The expert dealer that I am, when I perform a riffle shuffle the cards from the two halves always interleave perfectly, the cards alternating from the left and right halves of the deck.
How many times must I shuffle the deck before the probability of correctly guessing the next card down in the deck after seeing a card chosen randomly from some place in the deck will be less than 1.97%? (If the cards were perfectly random, the probability of correctly guessing the next card would be 1/51 = 1.96%)
Bonus: What if there were a 10% chance that, as each card falls during the riffle, the card will be covered by another card from the same half, instead of strictly alternating?
(Assume that the person guessing knows the original order of the cards, the number of times the deck has been shuffled, and the probability of the cards interleaving perfectly.)
From the web:
A perfect shuffle is where the deck is divided exactly in half and the two halves are interleaved perfectly; left, right, left, right, ...

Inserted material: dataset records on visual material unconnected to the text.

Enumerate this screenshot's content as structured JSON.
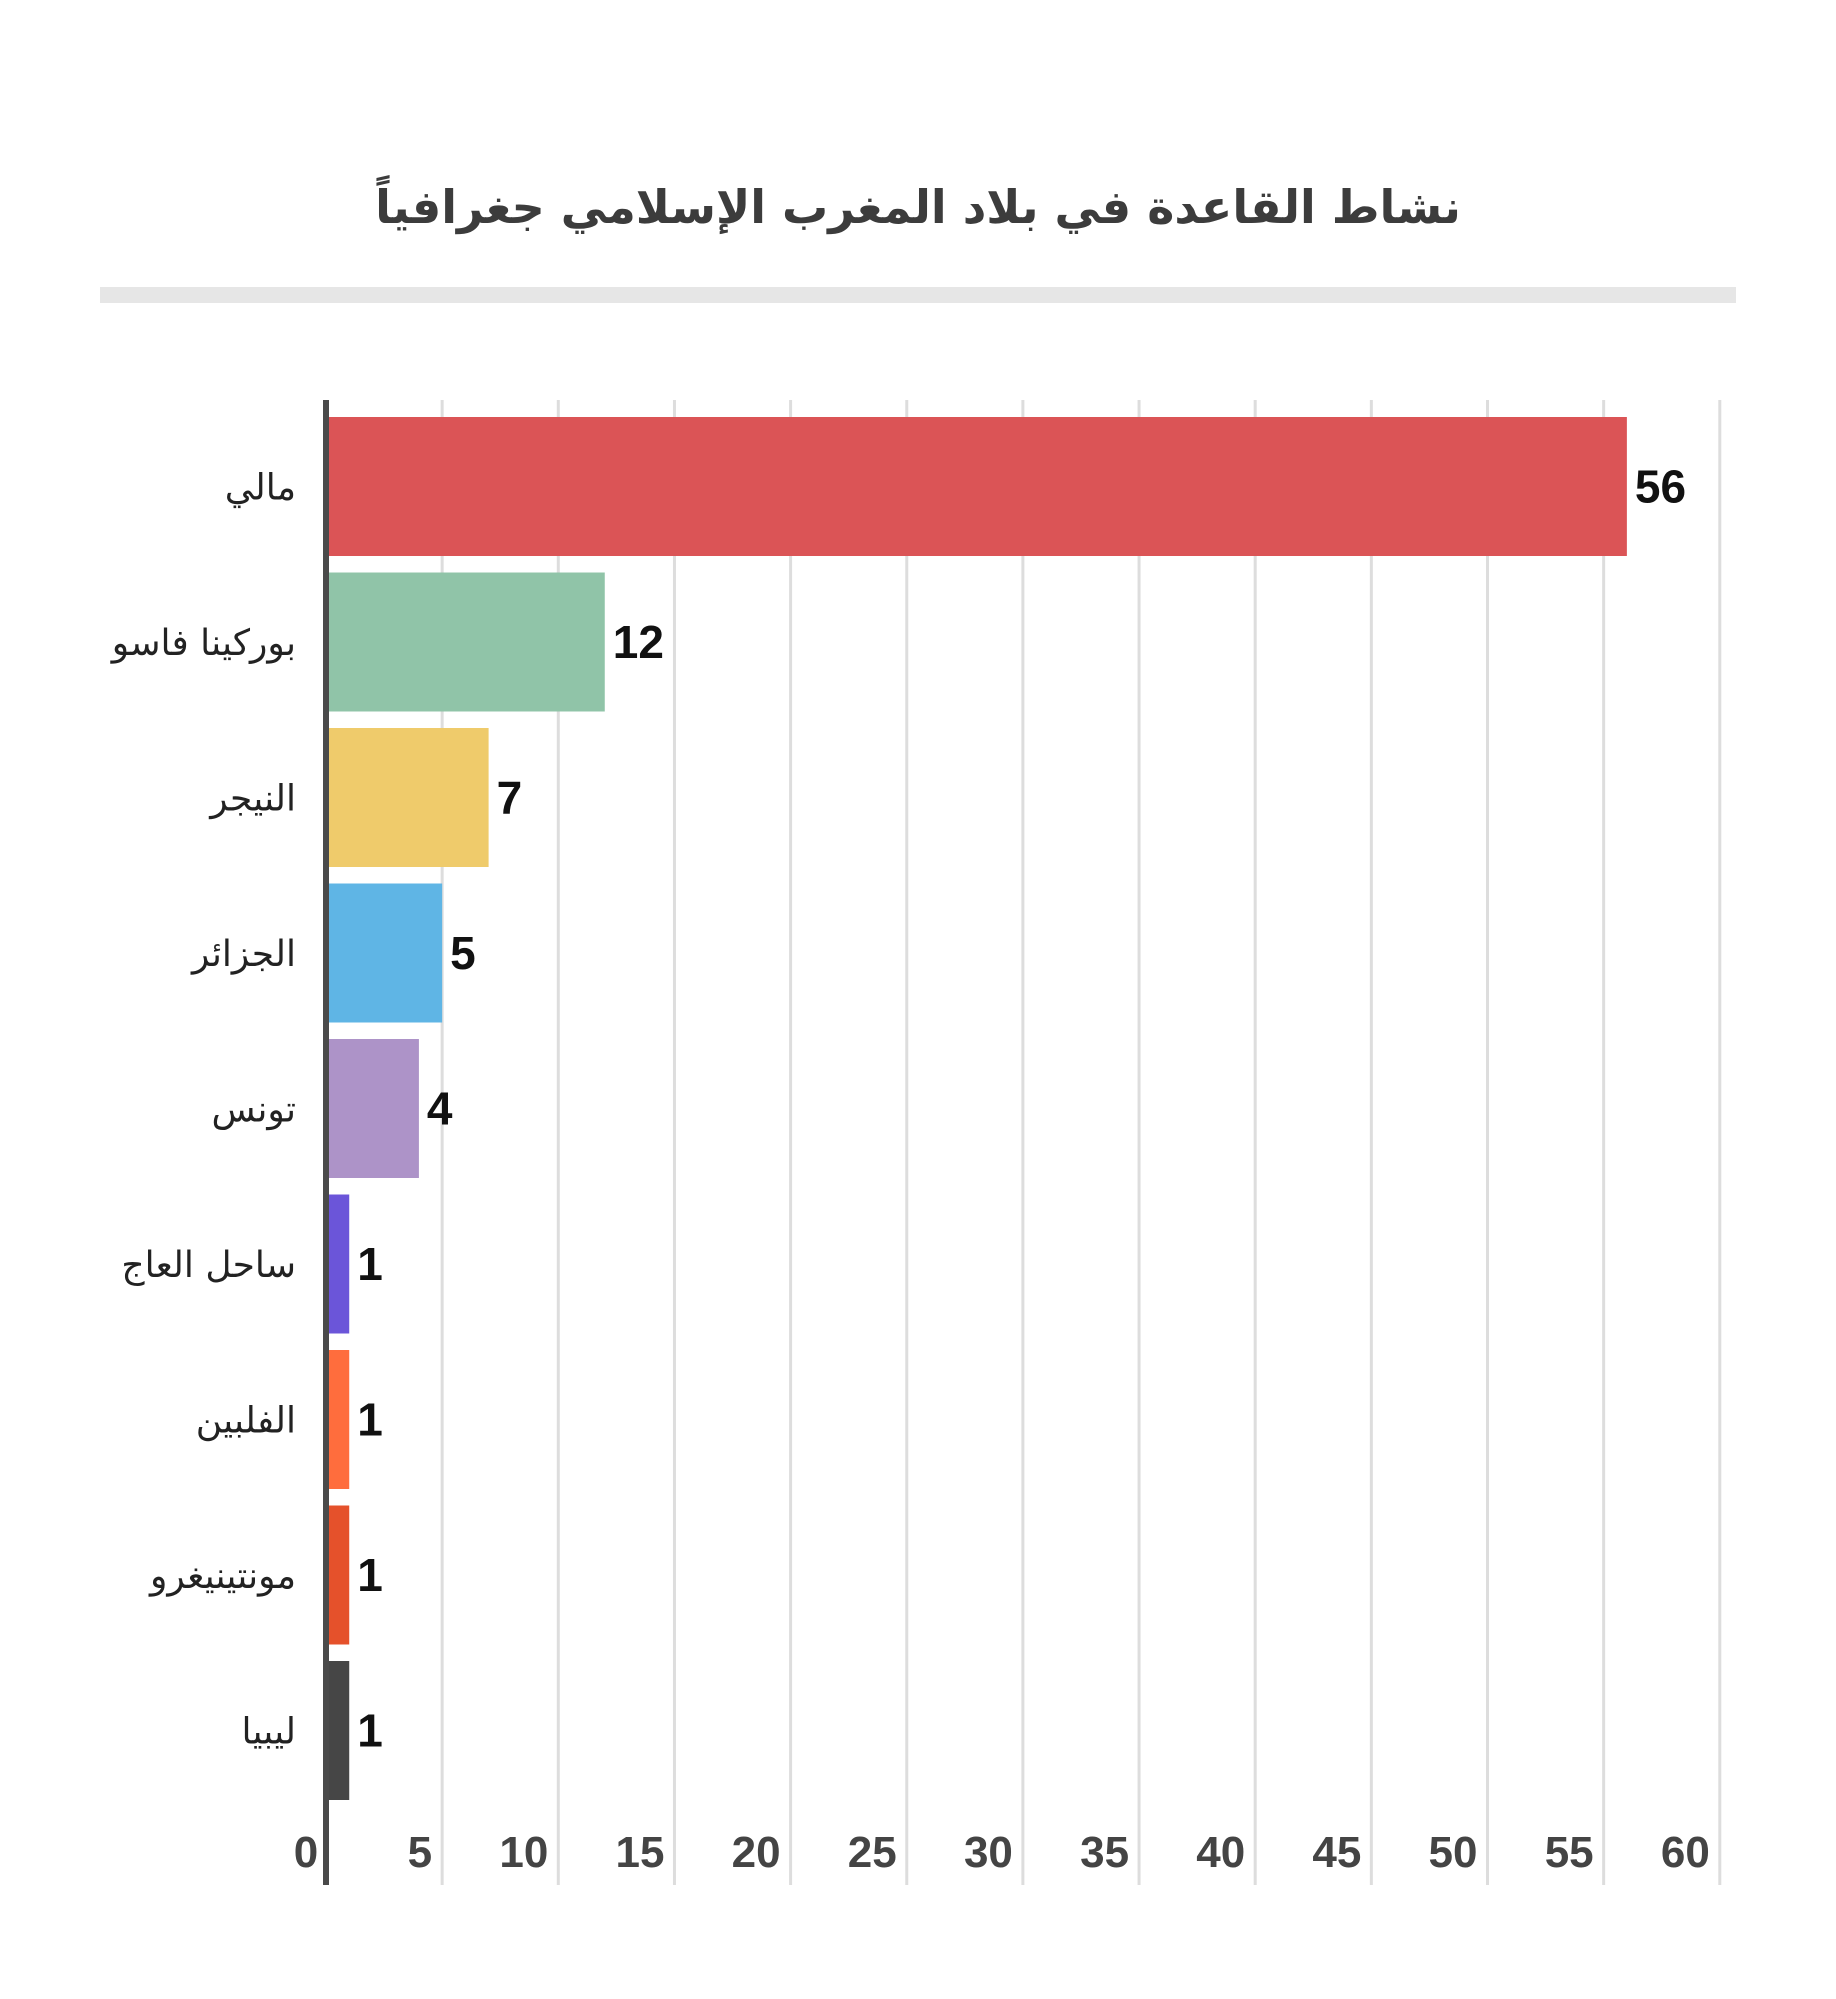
{
  "chart_data": {
    "type": "bar",
    "orientation": "horizontal",
    "title": "نشاط القاعدة في بلاد المغرب الإسلامي  جغرافياً",
    "xlabel": "",
    "ylabel": "",
    "xlim": [
      0,
      60
    ],
    "ticks": [
      0,
      5,
      10,
      15,
      20,
      25,
      30,
      35,
      40,
      45,
      50,
      55,
      60
    ],
    "grid": true,
    "legend": "none",
    "categories": [
      "مالي",
      "بوركينا فاسو",
      "النيجر",
      "الجزائر",
      "تونس",
      "ساحل العاج",
      "الفلبين",
      "مونتينيغرو",
      "ليبيا"
    ],
    "values": [
      56,
      12,
      7,
      5,
      4,
      1,
      1,
      1,
      1
    ],
    "colors": [
      "#db5456",
      "#90c4a8",
      "#efcb6b",
      "#5fb5e5",
      "#ad93c8",
      "#6b55d9",
      "#ff6d3d",
      "#e5512b",
      "#464646"
    ]
  }
}
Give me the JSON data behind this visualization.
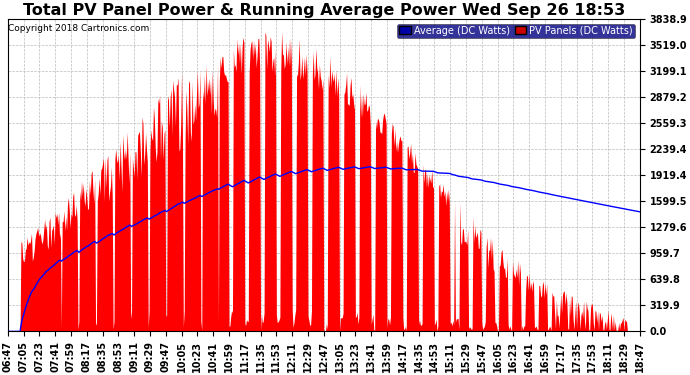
{
  "title": "Total PV Panel Power & Running Average Power Wed Sep 26 18:53",
  "copyright": "Copyright 2018 Cartronics.com",
  "legend_avg": "Average (DC Watts)",
  "legend_pv": "PV Panels (DC Watts)",
  "yticks": [
    0.0,
    319.9,
    639.8,
    959.7,
    1279.6,
    1599.5,
    1919.4,
    2239.4,
    2559.3,
    2879.2,
    3199.1,
    3519.0,
    3838.9
  ],
  "ymax": 3838.9,
  "pv_color": "#FF0000",
  "avg_color": "#0000FF",
  "background_color": "#FFFFFF",
  "grid_color": "#BBBBBB",
  "title_fontsize": 11.5,
  "tick_fontsize": 7.0,
  "legend_bg_avg": "#0000AA",
  "legend_bg_pv": "#CC0000"
}
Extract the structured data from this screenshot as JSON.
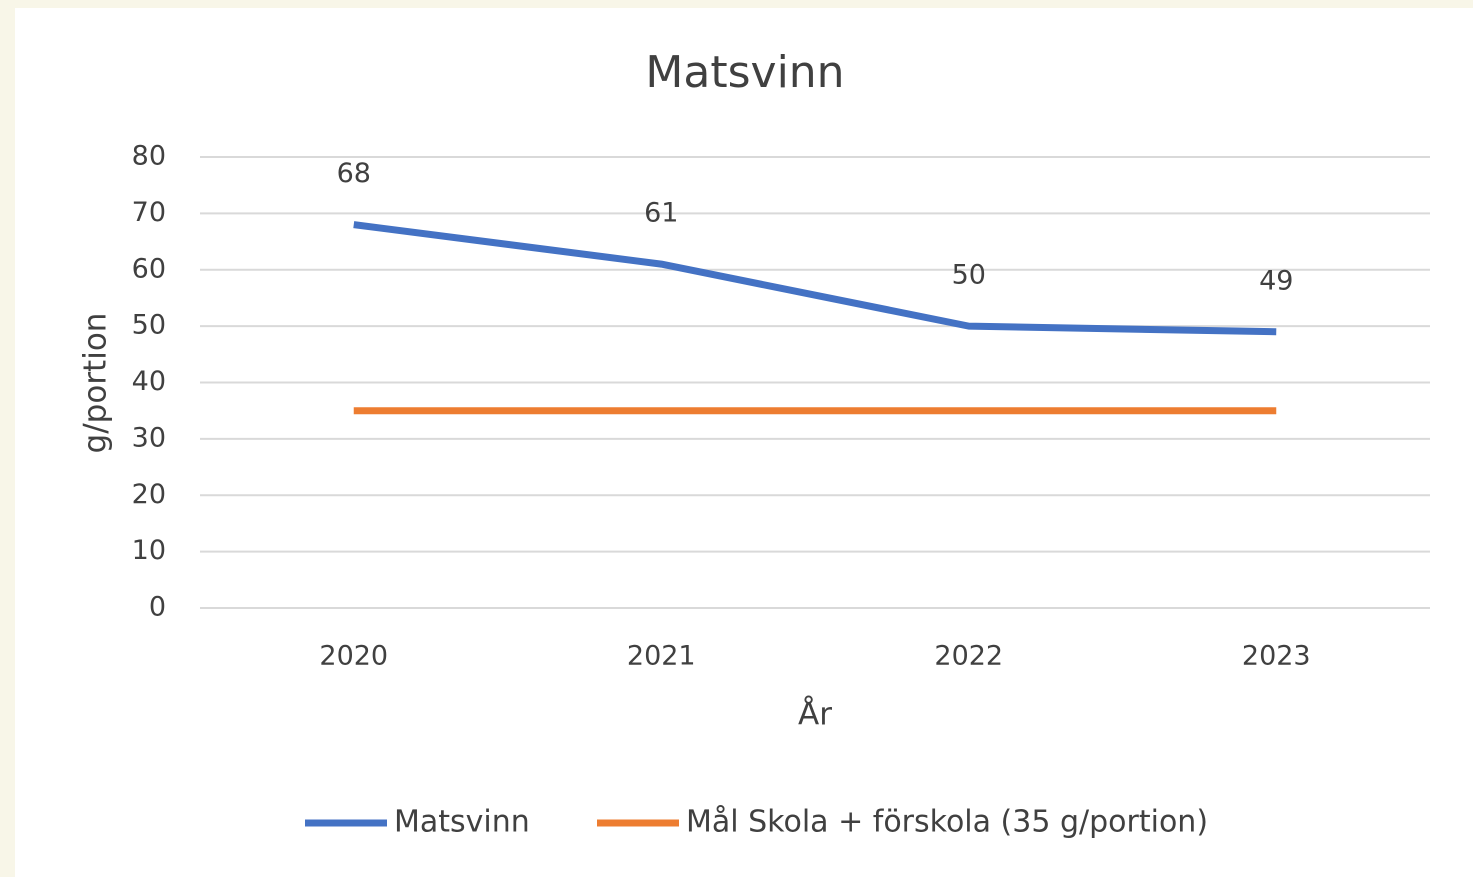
{
  "chart_data": {
    "type": "line",
    "title": "Matsvinn",
    "x_label": "År",
    "y_label": "g/portion",
    "categories": [
      "2020",
      "2021",
      "2022",
      "2023"
    ],
    "series": [
      {
        "name": "Matsvinn",
        "color": "#4472c4",
        "values": [
          68,
          61,
          50,
          49
        ],
        "data_labels": true
      },
      {
        "name": "Mål Skola + förskola (35 g/portion)",
        "color": "#ed7d31",
        "values": [
          35,
          35,
          35,
          35
        ],
        "data_labels": false
      }
    ],
    "ylim": [
      0,
      80
    ],
    "yticks": [
      0,
      10,
      20,
      30,
      40,
      50,
      60,
      70,
      80
    ],
    "grid": true,
    "legend": "bottom"
  }
}
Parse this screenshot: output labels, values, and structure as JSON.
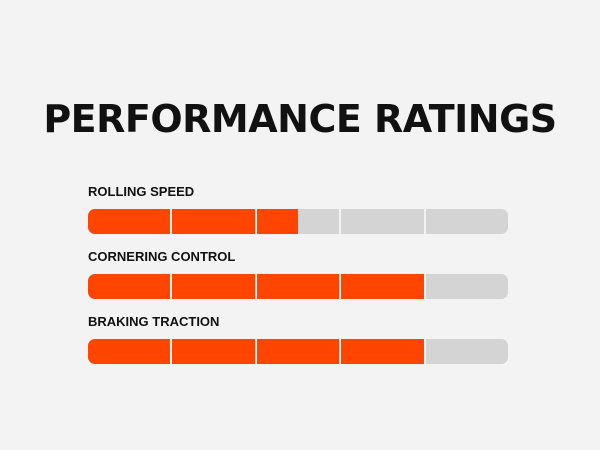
{
  "title": "PERFORMANCE RATINGS",
  "segments_per_bar": 5,
  "colors": {
    "fill": "#ff4500",
    "empty": "#d4d4d4",
    "background": "#f3f3f3",
    "text": "#111111"
  },
  "ratings": [
    {
      "label": "ROLLING SPEED",
      "value": 2.5,
      "max": 5
    },
    {
      "label": "CORNERING CONTROL",
      "value": 4,
      "max": 5
    },
    {
      "label": "BRAKING TRACTION",
      "value": 4,
      "max": 5
    }
  ]
}
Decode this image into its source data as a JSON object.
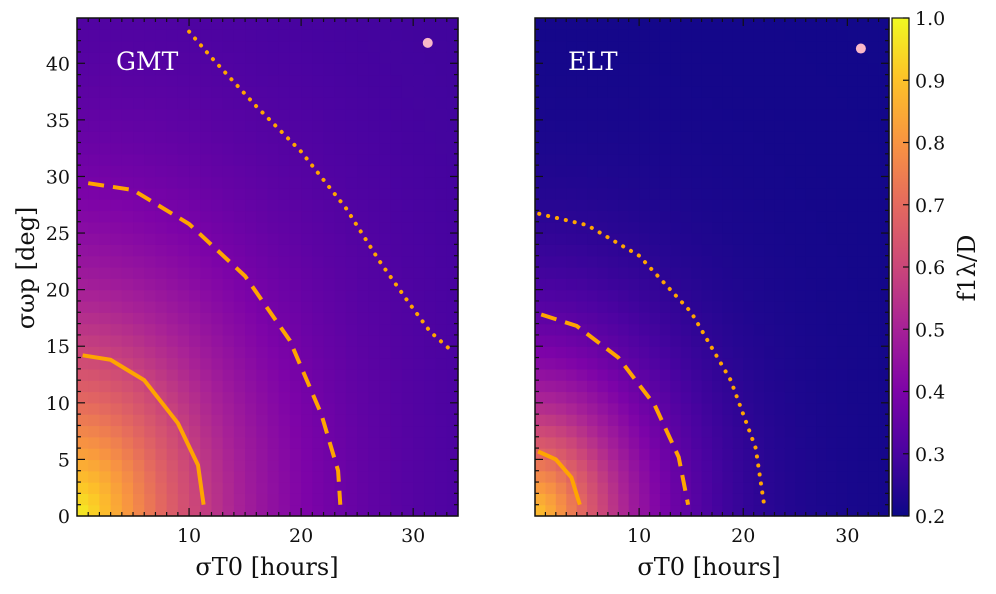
{
  "chart_data": {
    "type": "heatmap",
    "colormap": "plasma",
    "colorbar": {
      "label": "f1λ/D",
      "range": [
        0.2,
        1.0
      ],
      "ticks": [
        "0.2",
        "0.3",
        "0.4",
        "0.5",
        "0.6",
        "0.7",
        "0.8",
        "0.9",
        "1.0"
      ]
    },
    "x_axis": {
      "label": "σT0 [hours]",
      "range": [
        0,
        34
      ],
      "ticks": [
        "10",
        "20",
        "30"
      ]
    },
    "y_axis": {
      "label": "σωp [deg]",
      "range": [
        0,
        44
      ],
      "ticks": [
        "0",
        "5",
        "10",
        "15",
        "20",
        "25",
        "30",
        "35",
        "40"
      ]
    },
    "panels": [
      {
        "name": "GMT",
        "marker": {
          "x": 31.3,
          "y": 41.8,
          "color": "#f9b8c8"
        },
        "field": {
          "peak": 0.98,
          "scale_x": 33.0,
          "scale_y": 45.0,
          "floor": 0.28,
          "exponent": 1.2
        },
        "contours": [
          {
            "style": "solid",
            "points": [
              [
                0.5,
                14.2
              ],
              [
                3,
                13.8
              ],
              [
                6,
                12.0
              ],
              [
                9,
                8.2
              ],
              [
                10.8,
                4.5
              ],
              [
                11.3,
                1.0
              ]
            ]
          },
          {
            "style": "dashed",
            "points": [
              [
                1.0,
                29.4
              ],
              [
                5,
                28.8
              ],
              [
                10,
                25.8
              ],
              [
                15,
                21.2
              ],
              [
                19,
                15.5
              ],
              [
                21.8,
                9.0
              ],
              [
                23.3,
                4.0
              ],
              [
                23.5,
                1.0
              ]
            ]
          },
          {
            "style": "dotted",
            "points": [
              [
                10.0,
                42.8
              ],
              [
                12,
                40.5
              ],
              [
                16,
                36.2
              ],
              [
                20,
                32.2
              ],
              [
                24,
                27.2
              ],
              [
                27,
                22.5
              ],
              [
                29.5,
                19.0
              ],
              [
                31.5,
                16.3
              ],
              [
                33.3,
                14.7
              ]
            ]
          }
        ]
      },
      {
        "name": "ELT",
        "marker": {
          "x": 31.3,
          "y": 41.3,
          "color": "#f9b8c8"
        },
        "field": {
          "peak": 0.9,
          "scale_x": 25.0,
          "scale_y": 30.0,
          "floor": 0.21,
          "exponent": 1.3
        },
        "contours": [
          {
            "style": "solid",
            "points": [
              [
                0.3,
                5.7
              ],
              [
                2,
                5.0
              ],
              [
                3.5,
                3.4
              ],
              [
                4.3,
                1.0
              ]
            ]
          },
          {
            "style": "dashed",
            "points": [
              [
                0.6,
                17.8
              ],
              [
                4,
                16.8
              ],
              [
                8,
                14.0
              ],
              [
                11.5,
                9.8
              ],
              [
                13.8,
                5.2
              ],
              [
                14.7,
                1.0
              ]
            ]
          },
          {
            "style": "dotted",
            "points": [
              [
                0.4,
                26.7
              ],
              [
                5,
                25.7
              ],
              [
                10,
                23.0
              ],
              [
                15,
                18.0
              ],
              [
                18.8,
                12.0
              ],
              [
                21.2,
                6.0
              ],
              [
                22.0,
                1.0
              ]
            ]
          }
        ]
      }
    ]
  }
}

If you divide the deck in half and the top cards go into the left hand and the bottom cards to the right, then an
"in shuffle" is where the first card comes from the left and an
"out shuffle" is where the first card comes from the right.
8 perfect out shuffles return the deck to it's original state. It takes more in shuffles to do the same thing.
According to this site, 7 riffle shuffles are sufficient. More shuffles do not affect randomness. This must assume that you're not a card sharp and able to do 8 perfect out shuffles.